On another note, I noticed that if I used 1920x1080 as my width and height, the resulting img view from your get_buffer_img function is 1080x1080. Is that purely coincidence and how YUV420 pixel format is structured since the U and V layers are subsampled? I want to make sure I understand this completely.

You’re right, the square shape of the frame is just diverging I needed for my application. You can change that.
But I really just copy pasted my specific setup without any explanation or help… sorry about that. I hope I’ll have some time to expand on it next week.

No need to explain the shape of the image, I was able to figure that part out. I have been able to get the YUV “frames” into an image, got that part all figured out.

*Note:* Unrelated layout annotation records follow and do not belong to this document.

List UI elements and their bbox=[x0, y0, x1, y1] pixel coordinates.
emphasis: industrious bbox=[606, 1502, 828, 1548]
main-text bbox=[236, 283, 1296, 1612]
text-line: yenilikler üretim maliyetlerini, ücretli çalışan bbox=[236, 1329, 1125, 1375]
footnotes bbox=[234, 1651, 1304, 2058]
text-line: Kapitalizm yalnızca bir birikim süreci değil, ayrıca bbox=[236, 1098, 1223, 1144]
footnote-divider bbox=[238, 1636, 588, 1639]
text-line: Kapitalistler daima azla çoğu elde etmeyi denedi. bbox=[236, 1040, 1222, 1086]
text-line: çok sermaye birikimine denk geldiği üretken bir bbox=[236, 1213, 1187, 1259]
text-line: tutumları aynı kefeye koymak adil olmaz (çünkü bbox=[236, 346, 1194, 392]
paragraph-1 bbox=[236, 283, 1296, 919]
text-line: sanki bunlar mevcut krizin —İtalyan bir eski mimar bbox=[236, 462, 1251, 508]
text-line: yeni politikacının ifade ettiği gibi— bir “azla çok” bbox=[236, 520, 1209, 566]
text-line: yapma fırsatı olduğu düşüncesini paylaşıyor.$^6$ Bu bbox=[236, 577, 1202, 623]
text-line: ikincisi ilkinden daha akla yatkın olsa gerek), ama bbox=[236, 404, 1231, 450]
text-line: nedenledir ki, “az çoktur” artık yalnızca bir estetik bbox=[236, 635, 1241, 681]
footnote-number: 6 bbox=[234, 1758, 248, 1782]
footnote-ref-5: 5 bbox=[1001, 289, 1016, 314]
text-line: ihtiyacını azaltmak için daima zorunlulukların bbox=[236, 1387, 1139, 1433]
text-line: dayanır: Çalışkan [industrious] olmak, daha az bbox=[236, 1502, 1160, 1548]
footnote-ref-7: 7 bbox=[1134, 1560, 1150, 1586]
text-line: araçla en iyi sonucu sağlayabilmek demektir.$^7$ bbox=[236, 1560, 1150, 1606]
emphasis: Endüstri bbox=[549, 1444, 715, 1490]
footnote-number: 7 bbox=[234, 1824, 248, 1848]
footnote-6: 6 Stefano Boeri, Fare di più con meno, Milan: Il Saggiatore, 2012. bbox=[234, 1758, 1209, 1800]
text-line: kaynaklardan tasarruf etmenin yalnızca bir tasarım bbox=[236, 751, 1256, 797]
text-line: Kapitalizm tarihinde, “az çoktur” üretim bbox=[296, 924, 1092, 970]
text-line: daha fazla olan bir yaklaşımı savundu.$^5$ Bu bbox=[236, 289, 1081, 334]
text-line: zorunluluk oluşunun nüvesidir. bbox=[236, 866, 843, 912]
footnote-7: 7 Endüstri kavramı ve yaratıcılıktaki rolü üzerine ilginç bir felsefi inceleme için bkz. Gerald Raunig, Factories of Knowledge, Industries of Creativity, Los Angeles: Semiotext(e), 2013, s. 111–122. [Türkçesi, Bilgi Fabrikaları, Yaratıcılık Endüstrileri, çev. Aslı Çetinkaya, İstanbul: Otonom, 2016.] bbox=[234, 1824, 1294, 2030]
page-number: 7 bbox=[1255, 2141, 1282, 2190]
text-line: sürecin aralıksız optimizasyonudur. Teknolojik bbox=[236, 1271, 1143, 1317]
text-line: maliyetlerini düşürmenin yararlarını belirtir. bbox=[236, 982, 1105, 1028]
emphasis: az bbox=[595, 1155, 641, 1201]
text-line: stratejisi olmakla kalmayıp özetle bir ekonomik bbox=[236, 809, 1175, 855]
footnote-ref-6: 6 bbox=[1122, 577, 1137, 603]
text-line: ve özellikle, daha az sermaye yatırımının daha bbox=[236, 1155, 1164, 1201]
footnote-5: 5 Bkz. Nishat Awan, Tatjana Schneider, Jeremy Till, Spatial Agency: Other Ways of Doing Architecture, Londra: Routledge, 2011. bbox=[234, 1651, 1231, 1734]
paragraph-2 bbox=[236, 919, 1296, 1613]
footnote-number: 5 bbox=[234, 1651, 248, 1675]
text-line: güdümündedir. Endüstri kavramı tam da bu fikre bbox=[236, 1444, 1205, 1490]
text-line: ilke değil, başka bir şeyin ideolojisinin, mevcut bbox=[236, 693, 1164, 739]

Did you use base64encode to get your image to show in the imageview call? Or did you use the String(jpeg_encode(img)) method from above? What rates were you getting encoding your image to show in your Genie page? Did you have to make your images smaller?

Awesome!

Did you use base64encode to get your image to show in the imageview call?

No.

Or did you use the String(jpeg_encode(img)) method from above?

Yeah, I used the jpeg_encode, but I never tested the difference between that and base64encode. It might be the case that the difference depends on the image size and even complexity…?

What rates were you getting encoding your image to show in your Genie page?

I didn’t benchmark it all too carefully, but 15 FPS worked fine on WiFi.

Did you have to make your images smaller?

Absolutely. In my use-case, 300x300 was enough for the image to be useful (even smaller would have worked for me, but it was quick enough, so…).

I’m sure that @sdanisch is right, encoding a stream should be better in all aspects, I just don’t know how to do that. I also plot a bunch of stuff on the frame (markers, object detection, etc) so I would need to fetch frames, plot things, and then stream this out to the client.